I think the Nittany Valley is a remarkable place, home to not only to Penn State, but also to special communities like State College, victorian Bellefonte, and scenic Lemont, the hamlet at Mount Nittany’s base. Michael Houtz, by the way, captured the heart of the Nittany Valley beautifully a few years ago in this early morning, fog-blanketed valley scene:

I’ve developed a love affair with the Nittany Valley, but I’m not from there—I’m from Bucks County, near Philadelphia. The two places share some similar characteristics: historic in their own ways, filled with farms and woodlands and rivers. But Bucks County has changed dramatically since I was a child. Its population has exploded in a suburbanized, sub-division way at the expense of many beauty places. Today in Bucks County there are 1,034 people per square mile. In Centre County there are 138 people per square mile.
When I wrote Conserving Mount Nittany, one lesson was that conservation only works if people are prepared mentally and financially and communally to protect what they love.

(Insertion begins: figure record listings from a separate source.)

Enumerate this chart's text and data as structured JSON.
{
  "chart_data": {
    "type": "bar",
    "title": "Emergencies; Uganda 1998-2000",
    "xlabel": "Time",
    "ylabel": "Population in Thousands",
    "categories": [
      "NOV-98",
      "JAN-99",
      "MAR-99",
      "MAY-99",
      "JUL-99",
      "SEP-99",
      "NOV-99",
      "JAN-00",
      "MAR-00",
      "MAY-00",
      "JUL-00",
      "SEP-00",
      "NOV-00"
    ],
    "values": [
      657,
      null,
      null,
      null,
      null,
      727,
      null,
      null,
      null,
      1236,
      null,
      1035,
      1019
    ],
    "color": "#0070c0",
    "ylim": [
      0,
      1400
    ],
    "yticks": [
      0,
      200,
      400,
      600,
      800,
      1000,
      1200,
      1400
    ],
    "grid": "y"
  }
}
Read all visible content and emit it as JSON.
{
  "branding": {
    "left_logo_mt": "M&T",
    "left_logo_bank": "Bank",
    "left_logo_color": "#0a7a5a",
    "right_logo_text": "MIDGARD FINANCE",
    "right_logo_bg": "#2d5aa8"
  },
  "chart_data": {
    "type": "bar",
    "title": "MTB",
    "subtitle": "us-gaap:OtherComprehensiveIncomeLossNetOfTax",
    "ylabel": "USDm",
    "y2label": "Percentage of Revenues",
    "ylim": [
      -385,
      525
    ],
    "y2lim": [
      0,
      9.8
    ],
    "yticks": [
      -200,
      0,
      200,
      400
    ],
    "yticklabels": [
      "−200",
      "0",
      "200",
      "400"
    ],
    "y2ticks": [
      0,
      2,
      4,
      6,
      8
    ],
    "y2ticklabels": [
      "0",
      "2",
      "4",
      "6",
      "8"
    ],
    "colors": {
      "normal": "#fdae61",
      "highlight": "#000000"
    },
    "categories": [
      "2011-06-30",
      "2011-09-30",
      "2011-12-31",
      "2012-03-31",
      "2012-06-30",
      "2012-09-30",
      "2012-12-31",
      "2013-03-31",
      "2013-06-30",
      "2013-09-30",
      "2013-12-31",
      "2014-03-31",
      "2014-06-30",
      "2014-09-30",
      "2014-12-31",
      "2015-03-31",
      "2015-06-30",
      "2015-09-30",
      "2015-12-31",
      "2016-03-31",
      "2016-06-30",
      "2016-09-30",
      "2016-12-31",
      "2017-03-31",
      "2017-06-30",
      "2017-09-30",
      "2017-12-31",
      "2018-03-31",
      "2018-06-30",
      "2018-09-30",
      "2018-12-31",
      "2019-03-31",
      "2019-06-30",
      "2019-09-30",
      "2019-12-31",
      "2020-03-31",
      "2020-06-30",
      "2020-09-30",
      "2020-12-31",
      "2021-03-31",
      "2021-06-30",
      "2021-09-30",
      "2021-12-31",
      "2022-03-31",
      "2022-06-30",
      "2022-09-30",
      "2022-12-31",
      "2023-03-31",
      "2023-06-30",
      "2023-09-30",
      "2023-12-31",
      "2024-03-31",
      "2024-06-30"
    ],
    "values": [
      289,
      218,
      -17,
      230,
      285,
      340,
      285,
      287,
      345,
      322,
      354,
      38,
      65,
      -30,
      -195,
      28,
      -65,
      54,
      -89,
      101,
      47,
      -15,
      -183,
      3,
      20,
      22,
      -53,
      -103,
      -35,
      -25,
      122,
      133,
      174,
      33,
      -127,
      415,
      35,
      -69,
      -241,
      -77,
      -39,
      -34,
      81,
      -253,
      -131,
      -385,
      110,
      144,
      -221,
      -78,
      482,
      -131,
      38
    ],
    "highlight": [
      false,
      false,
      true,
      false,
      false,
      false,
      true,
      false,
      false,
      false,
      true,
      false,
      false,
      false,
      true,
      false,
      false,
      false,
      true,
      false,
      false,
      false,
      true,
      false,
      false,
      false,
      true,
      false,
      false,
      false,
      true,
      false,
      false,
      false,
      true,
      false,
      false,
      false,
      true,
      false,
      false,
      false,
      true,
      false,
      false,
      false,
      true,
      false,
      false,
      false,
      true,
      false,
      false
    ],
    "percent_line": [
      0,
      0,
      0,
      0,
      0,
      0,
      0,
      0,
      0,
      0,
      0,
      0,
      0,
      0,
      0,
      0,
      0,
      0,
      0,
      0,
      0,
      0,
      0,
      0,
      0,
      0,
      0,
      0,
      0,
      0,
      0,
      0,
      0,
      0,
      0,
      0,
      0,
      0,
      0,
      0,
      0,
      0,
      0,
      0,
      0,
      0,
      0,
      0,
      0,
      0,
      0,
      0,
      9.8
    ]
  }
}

It’s why we protected Mount Nittany, but lost Hort Woods.
Too many of the farms, fields, and quiet places of the Bucks County of my youth have gone missing. I’m glad that, even as Centre County’s population grows, it remains a comparatively homelike place to capture some of the spirit of a different time among the old farms north of Philadelphia.
This is one of the reasons I think nostalgia lives in places like State College.